La résistible ascension des dactylos
Publié en mars 2026. Par Jean-Louis de Montesquiou.
Depuis son invention en 1872, la machine à écrire a transformé la communication écrite et – dans une moindre mesure – la littérature. Et aussi, dans le monde anglo-saxon du moins, la condition féminine. En quatre décennies, la proportion des employées de bureau – essentiellement des sténographes et des dactylos – y est en effet passée de 20 % à 50 %. Dans The Public Domain Review, Christine Jacobson relève que la première publicité pour une Remington, la N° 1, montrait une jeune femme en corset et jupe longue maniant nonchalamment sa machine : « Pour le public américain du XIXe siècle, le message était très clair : cet appareil est si facile à utiliser que même une femme peut le faire ! » De fait, au début des années 1920, les écoles de secrétariat se multiplient en Amérique à mesure que les femmes investissent le monde du travail.

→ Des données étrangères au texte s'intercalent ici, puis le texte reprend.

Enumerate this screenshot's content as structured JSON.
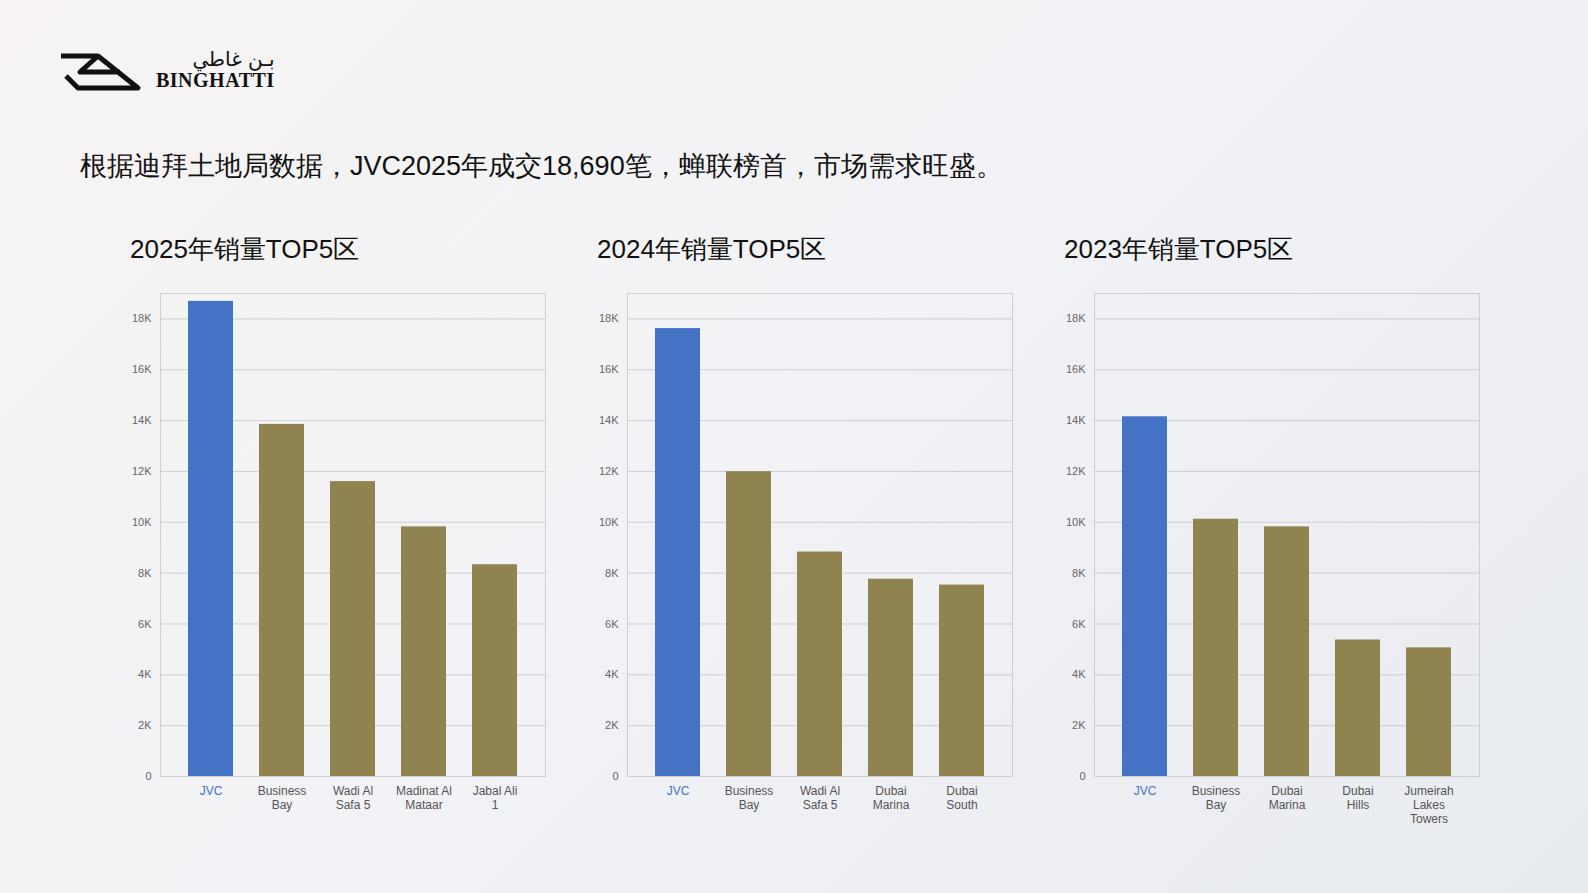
{
  "header": {
    "logo_arabic": "بـن غاطي",
    "logo_latin": "BINGHATTI"
  },
  "headline": "根据迪拜土地局数据，JVC2025年成交18,690笔，蝉联榜首，市场需求旺盛。",
  "chart_data": [
    {
      "type": "bar",
      "title": "2025年销量TOP5区",
      "categories": [
        "JVC",
        "Business Bay",
        "Wadi Al Safa 5",
        "Madinat Al Mataar",
        "Jabal Ali 1"
      ],
      "values": [
        18690,
        13850,
        11600,
        9820,
        8330
      ],
      "colors": [
        "#4472c4",
        "#8f8350",
        "#8f8350",
        "#8f8350",
        "#8f8350"
      ],
      "ylim": [
        0,
        19000
      ],
      "yticks": [
        0,
        {
          "value": 2000,
          "label": "2K"
        },
        {
          "value": 4000,
          "label": "4K"
        },
        {
          "value": 6000,
          "label": "6K"
        },
        {
          "value": 8000,
          "label": "8K"
        },
        {
          "value": 10000,
          "label": "10K"
        },
        {
          "value": 12000,
          "label": "12K"
        },
        {
          "value": 14000,
          "label": "14K"
        },
        {
          "value": 16000,
          "label": "16K"
        },
        {
          "value": 18000,
          "label": "18K"
        }
      ],
      "grid": true
    },
    {
      "type": "bar",
      "title": "2024年销量TOP5区",
      "categories": [
        "JVC",
        "Business Bay",
        "Wadi Al Safa 5",
        "Dubai Marina",
        "Dubai South"
      ],
      "values": [
        17620,
        11990,
        8830,
        7760,
        7530
      ],
      "colors": [
        "#4472c4",
        "#8f8350",
        "#8f8350",
        "#8f8350",
        "#8f8350"
      ],
      "ylim": [
        0,
        19000
      ],
      "yticks": [
        0,
        {
          "value": 2000,
          "label": "2K"
        },
        {
          "value": 4000,
          "label": "4K"
        },
        {
          "value": 6000,
          "label": "6K"
        },
        {
          "value": 8000,
          "label": "8K"
        },
        {
          "value": 10000,
          "label": "10K"
        },
        {
          "value": 12000,
          "label": "12K"
        },
        {
          "value": 14000,
          "label": "14K"
        },
        {
          "value": 16000,
          "label": "16K"
        },
        {
          "value": 18000,
          "label": "18K"
        }
      ],
      "grid": true
    },
    {
      "type": "bar",
      "title": "2023年销量TOP5区",
      "categories": [
        "JVC",
        "Business Bay",
        "Dubai Marina",
        "Dubai Hills",
        "Jumeirah Lakes Towers"
      ],
      "values": [
        14150,
        10120,
        9820,
        5370,
        5060
      ],
      "colors": [
        "#4472c4",
        "#8f8350",
        "#8f8350",
        "#8f8350",
        "#8f8350"
      ],
      "ylim": [
        0,
        19000
      ],
      "yticks": [
        0,
        {
          "value": 2000,
          "label": "2K"
        },
        {
          "value": 4000,
          "label": "4K"
        },
        {
          "value": 6000,
          "label": "6K"
        },
        {
          "value": 8000,
          "label": "8K"
        },
        {
          "value": 10000,
          "label": "10K"
        },
        {
          "value": 12000,
          "label": "12K"
        },
        {
          "value": 14000,
          "label": "14K"
        },
        {
          "value": 16000,
          "label": "16K"
        },
        {
          "value": 18000,
          "label": "18K"
        }
      ],
      "grid": true
    }
  ]
}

On y enseigne non seulement la typographie, la sténo, les techniques d’illustration, la correction de textes mais aussi des rudiments de fiscalité, l’art de répondre au téléphone et les critères d’une « bonne présentation ».

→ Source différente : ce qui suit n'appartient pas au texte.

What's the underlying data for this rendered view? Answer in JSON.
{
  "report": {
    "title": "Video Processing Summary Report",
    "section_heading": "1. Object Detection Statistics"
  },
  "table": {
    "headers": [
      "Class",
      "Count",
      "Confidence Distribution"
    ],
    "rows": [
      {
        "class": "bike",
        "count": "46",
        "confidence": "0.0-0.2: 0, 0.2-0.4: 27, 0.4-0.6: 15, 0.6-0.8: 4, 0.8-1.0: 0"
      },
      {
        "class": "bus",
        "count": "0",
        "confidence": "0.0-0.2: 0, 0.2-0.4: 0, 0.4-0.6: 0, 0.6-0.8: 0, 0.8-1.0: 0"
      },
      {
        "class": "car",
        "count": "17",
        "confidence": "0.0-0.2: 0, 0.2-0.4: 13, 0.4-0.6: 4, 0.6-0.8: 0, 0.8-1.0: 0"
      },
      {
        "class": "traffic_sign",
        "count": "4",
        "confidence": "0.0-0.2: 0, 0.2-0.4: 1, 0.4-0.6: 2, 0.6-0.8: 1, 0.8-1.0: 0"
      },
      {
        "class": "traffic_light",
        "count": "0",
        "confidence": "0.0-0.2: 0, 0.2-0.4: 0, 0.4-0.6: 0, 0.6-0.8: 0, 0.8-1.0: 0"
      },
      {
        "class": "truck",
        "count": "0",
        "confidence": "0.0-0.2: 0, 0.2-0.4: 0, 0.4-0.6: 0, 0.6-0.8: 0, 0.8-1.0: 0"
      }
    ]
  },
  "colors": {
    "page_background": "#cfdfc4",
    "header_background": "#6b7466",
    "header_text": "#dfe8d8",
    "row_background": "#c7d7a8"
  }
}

Peu à peu, les typists (« secrétaires ») vont même riper de cette position à celle plus exaltée d’amanuensis (« assistantes littéraires »). Avant même l’invention de la machine à écrire l’Histoire avait retenu le nom de quelques-uns, d’abord de sexe masculin, comme Tiron, l’affranchi de Cicéron, inventeur d’une méthode de sténo dédiée, ou Jean-Louis Wagnière, que Voltaire fit travailler presque nuit et jour pendant vingt ans. Pensons aussi à Sophie Tolstoï, qui copia Guerre et Paix à la main plusieurs fois tout en mettant treize enfants au monde...

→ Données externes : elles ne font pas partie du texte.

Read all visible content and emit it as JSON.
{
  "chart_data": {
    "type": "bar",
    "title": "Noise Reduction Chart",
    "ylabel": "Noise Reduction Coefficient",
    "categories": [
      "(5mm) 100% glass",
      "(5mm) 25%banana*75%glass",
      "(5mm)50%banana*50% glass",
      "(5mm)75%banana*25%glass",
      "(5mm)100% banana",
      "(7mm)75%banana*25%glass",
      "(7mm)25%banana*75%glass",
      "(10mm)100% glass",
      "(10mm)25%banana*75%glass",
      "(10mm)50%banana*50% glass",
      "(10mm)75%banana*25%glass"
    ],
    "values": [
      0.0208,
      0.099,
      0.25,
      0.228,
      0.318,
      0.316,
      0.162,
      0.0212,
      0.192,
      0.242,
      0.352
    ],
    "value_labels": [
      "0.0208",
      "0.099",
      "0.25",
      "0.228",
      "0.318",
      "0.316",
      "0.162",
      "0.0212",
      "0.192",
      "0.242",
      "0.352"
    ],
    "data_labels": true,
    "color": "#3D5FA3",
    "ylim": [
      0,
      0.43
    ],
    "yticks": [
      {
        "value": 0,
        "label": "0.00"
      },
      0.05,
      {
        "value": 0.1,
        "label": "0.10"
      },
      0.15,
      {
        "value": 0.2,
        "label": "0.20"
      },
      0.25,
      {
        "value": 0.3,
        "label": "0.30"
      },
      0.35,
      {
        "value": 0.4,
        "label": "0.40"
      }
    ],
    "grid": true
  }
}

Avec l’arrivée de la machine à écrire et la féminisation du rôle de secrétaire, on vit apparaître auprès de certains grands auteurs du XXe siècle des sténodactylos – qui passèrent bien vite de la simple transcription à une sorte de cocréation du texte et jouèrent un vrai rôle littéraire. Henry James, peut-être le premier à utiliser et quasiment vénérer une machine à écrire (la Remington Standard N° 8 dans son cas). Comme il ne pouvait plus écrire à cause d’un rhumatisme à la main, il se mit à dicter ses œuvres, ce qui eut un impact majeur sur son style, de plus en plus amphigourique et même logorrhéique. James employa successivement deux « collaboratrices » enthousiastes, Mary Weld puis Theodora Bosanquet. Enthousiasme réciproque : l’employeur dédicaça à Mary un ouvrage tapé par elle d’un très fair-play « à Miss Weld, Henry James, son collaborateur » ! Quant à la précieuse Theodora (« Ma prêtresse Remington »), elle savourait tant ces « heures sacrées » (par ailleurs sous-payées car c’était une femme) qu’elle irait même jusqu’à les prolonger post mortem – gratuitement. Le fantôme de James continuait en effet, pensait-elle, à lui dicter des textes qu’elle recueillait via l’écriture automatique et dactylographiait ensuite. Avec Vera Evseïevna Slonim et Vivienne Haigh-Wood, un grand pas sera fait, du clavier au lit conjugal. Vera, devenue Madame Nabokov, assistera son mari comme dactylo mais aussi comme éditrice au sens anglais du mot (correctrice), et même au sens français, puisqu’elle l’encouragera dans son écriture (notamment celle de Lolita !), le conseillera littérairement et gèrera ses relations publiques tout en lui servant de chauffeur car il ne savait pas plus taper que conduire. Le poète T. S. Eliot n’a pas eu autant de chance avec sa première femme Vivienne, elle aussi influente dactylo-éditrice mais qui sombra peu à peu dans la folie. Son second mariage, avec sa jeune collaboratrice chez l’éditeur Faber & Faber, Valerie Fletcher, fut un succès professionnel et sentimental, même s’il avait débuté peu romantiquement par une demande glissée sur le rouleau de sa machine à écrire. Mais la dactylo-collaboratrice-épouse ironisait malgré tout que cette offre pouvait être considérée « comme une excellente nouvelle pour toutes les secrétaires amoureuses du patron ». Car si la machine à écrire n’a pas vraiment libéré les femmes, certaines ont compris qu’elle pouvait mener loin à condition de s’en éloigner à temps.